Cabe aqui discorrer sobre a noção de editor – figura fundamental na constituição das redes de sociabilidade tanto nas redações de jornais e revistas como nas próprias editoras e permeada pela distinção e prestígio. Em seguida, o cenário editorial brasileiro do período estudado será brevemente apresentado para, finalmente, se analisar a produção editorial do Sphan e como as redes nela se encontram para constituir o campo do patrimônio.

Função e prestígio do editor

O editor é a pessoa encarregada de organizar um periódico, isto é, de selecionar, normalizar, revisar e supervisionar os originais para publicação. Ele também é o responsável pelo lançamento, distribuição e venda do produto (ARAÚJO, 1986). Segundo informa esse mesmo autor, “o conteúdo semântico original, do latim editor, editoris, indica precisamente ‘aquele que gera, que produz, o que causa’, o ‘autor’em consonância com o verbo edere, ‘parir, publicar (uma obra), produzir, expor’” (ARAÚJO, 1986:35). O editor é, pois, um produtor cultural que atua no sistema de produção de bens simbólicos e sua lógica, muitas vezes, não se restringe aos ganhos financeiros, mas sim à distinção (PONTES, 2001). O lucro, embora perseguido, fica em um segundo plano, pois o prestígio é um dos mais cobiçados predicados. É por meio dele que os editores se diferenciam dos demais empresários e comerciantes[3]. Muitas vezes, o lucro adquirido pelas editoras e por seus editores era o lucro indireto, “que pode ser traduzido por meio do trânsito e da distinção que adquirem junto ao meio intelectual, artístico, literário e editorial da época” (PONTES, 2001:450).

Essa distinção permite que os negócios editoriais percam sua dimensão “profana” e adquiram uma espécie de “aura” que os demais empreendimentos empresariais dificilmente possuiriam, segundo Pontes. Para ela, o prestígio é um dos meios que os editores dispõem para serem reconhecidos e se reconhecerem como sujeitos destinados a uma missão social relevante. Por esse motivo, eles podem ser considerados “heróis culturais”, uma vez que estavam “empenhados em cumprir um papel social análogo ao dos intelectuais e escritores engajados, ou pelo menos assim se autorepresentam” (PONTES, 2001:420).

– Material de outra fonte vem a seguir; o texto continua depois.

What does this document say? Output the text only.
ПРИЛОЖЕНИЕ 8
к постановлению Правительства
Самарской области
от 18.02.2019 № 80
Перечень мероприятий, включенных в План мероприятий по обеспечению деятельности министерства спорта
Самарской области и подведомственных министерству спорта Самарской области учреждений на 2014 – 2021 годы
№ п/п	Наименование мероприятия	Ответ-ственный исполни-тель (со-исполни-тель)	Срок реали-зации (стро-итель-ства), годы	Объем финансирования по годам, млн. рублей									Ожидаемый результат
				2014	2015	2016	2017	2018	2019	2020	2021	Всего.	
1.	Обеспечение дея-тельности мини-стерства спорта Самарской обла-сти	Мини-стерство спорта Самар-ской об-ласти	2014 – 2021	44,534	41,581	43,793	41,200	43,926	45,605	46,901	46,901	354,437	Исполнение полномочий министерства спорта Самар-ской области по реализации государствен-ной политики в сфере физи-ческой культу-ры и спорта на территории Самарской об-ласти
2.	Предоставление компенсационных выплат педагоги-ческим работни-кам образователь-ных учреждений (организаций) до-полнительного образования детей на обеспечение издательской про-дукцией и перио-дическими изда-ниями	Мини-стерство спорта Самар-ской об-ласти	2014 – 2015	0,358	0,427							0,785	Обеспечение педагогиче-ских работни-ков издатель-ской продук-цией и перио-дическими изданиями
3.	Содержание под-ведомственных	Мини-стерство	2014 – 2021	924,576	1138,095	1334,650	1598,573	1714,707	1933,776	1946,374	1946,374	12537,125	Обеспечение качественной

Eles procuravam suprir as deficiências dos poderes públicos e provavelmente editavam como missão. O trabalho de editar seria assim um dos principais canais de difusão, ampliação e consolidação da cultura brasileira. Essa seria a função cultural do editor, que é caracterizado ainda como “editor predestinado”. Desse modo, o editor, ao realizar sua missão, adquiria prestígio e status.

Embora Pontes não tenha pesquisado a atuação de Rodrigo M. F. de Andrade como editor, pode-se enquadrá-lo dentre os editores do período, por ter buscado a edição como uma de suas missões. Conforme já analisou Gonçalves, Chuva, Santos e outros pesquisadores sobre a ação do Sphan e de Rodrigo à sua frente, sua missão era “civilizar” o Brasil – e as publicações do Sphan podem ser entendidas como um dos veículos para tanto. Rodrigo, apesar de raramente ser mencionado como editor, o é, pois era o responsável pela organização e seleção do conteúdo das publicações do Sphan e por sua distribuição.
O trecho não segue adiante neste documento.